Kálmán M, Cserpán I, Bajszár G, Dobi A, Horváth E, Pázmán C, Simoncsits A
Institute of Genetics, Hungarian Academy of Sciences, Szeged.
Nucleic Acids Res. 1990 Oct 25;18(20):6075-81. doi: 10.1093/nar/18.20.6075.
A 1761 base pairs long artificial gene coding for human serum albumin (HSA) has been prepared by a newly developed synthetic approach, resulting in the largest synthetic gene so far described. Oligonucleotides corresponding to only one strand of the HSA gene were prepared by chemical synthesis, while the complementary strand was obtained by a combination of enzymatic and cloning steps. 24 synthetic, 69-85 nucleotides long oligonucleotides covering the major part of the HSA gene (41-1761 nucleotides) were used as building blocks. Generally, four groups of 6-6 such oligonucleotides were successively cloned in pUC19 Escherichia coli vector to obtain about quarters of the gene as large fragments. Joining of these four fragments resulted in a cloned DNA coding for the 13-585 amino acid region of HSA, which was further supplemented with a double-stranded linker sequence coding for the amino terminal 12 amino acids. The completed structural gene composed of frequently used codons in the highly expressed yeast genes was then supplied with yeast regulatory sequences and the HSA expression cassette so obtained was inserted into an Escherichia coli-Saccharomyces cerevisiae shuttle vector. This vector was shown to direct the expression in Saccharomyces cerevisiae of correctly processed, mature HSA which was recognized by antiserum to HSA, and possessed the correct N-terminal amino acid sequence.

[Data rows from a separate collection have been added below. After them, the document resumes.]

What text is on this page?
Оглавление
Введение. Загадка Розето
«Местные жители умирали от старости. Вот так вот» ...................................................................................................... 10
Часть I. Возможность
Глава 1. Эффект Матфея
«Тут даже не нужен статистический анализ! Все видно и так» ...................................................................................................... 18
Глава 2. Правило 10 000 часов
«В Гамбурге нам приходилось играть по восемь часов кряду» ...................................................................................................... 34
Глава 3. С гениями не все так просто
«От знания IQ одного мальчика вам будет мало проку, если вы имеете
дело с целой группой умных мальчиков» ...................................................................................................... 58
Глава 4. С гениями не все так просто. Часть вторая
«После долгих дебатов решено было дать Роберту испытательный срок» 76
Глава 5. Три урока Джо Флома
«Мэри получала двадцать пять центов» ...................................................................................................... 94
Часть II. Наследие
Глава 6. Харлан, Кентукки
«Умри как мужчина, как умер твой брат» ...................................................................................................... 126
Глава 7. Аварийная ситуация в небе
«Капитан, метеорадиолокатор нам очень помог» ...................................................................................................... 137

通过一种新开发的合成方法制备了一个编码人血清白蛋白(HSA)的1761个碱基对长的人工基因,这是迄今为止所描述的最大的合成基因。通过化学合成制备了仅对应于HSA基因一条链的寡核苷酸,而互补链则通过酶促步骤和克隆步骤相结合获得。使用24个合成的、69 - 85个核苷酸长的寡核苷酸作为构建模块,这些寡核苷酸覆盖了HSA基因的主要部分(41 - 1761个核苷酸)。通常,将四组每组6 - 6个这样的寡核苷酸依次克隆到pUC19大肠杆菌载体中,以获得约四分之一的基因作为大片段。将这四个片段连接起来,得到一个编码HSA 13 - 585氨基酸区域的克隆DNA,该区域进一步补充了一个编码氨基末端12个氨基酸的双链接头序列。然后,由高表达酵母基因中常用密码子组成的完整结构基因被赋予酵母调控序列,并将得到的HSA表达盒插入到大肠杆菌 - 酿酒酵母穿梭载体中。该载体被证明能在酿酒酵母中指导正确加工的成熟HSA的表达,这种HSA能被抗HSA血清识别,并且具有正确的N末端氨基酸序列。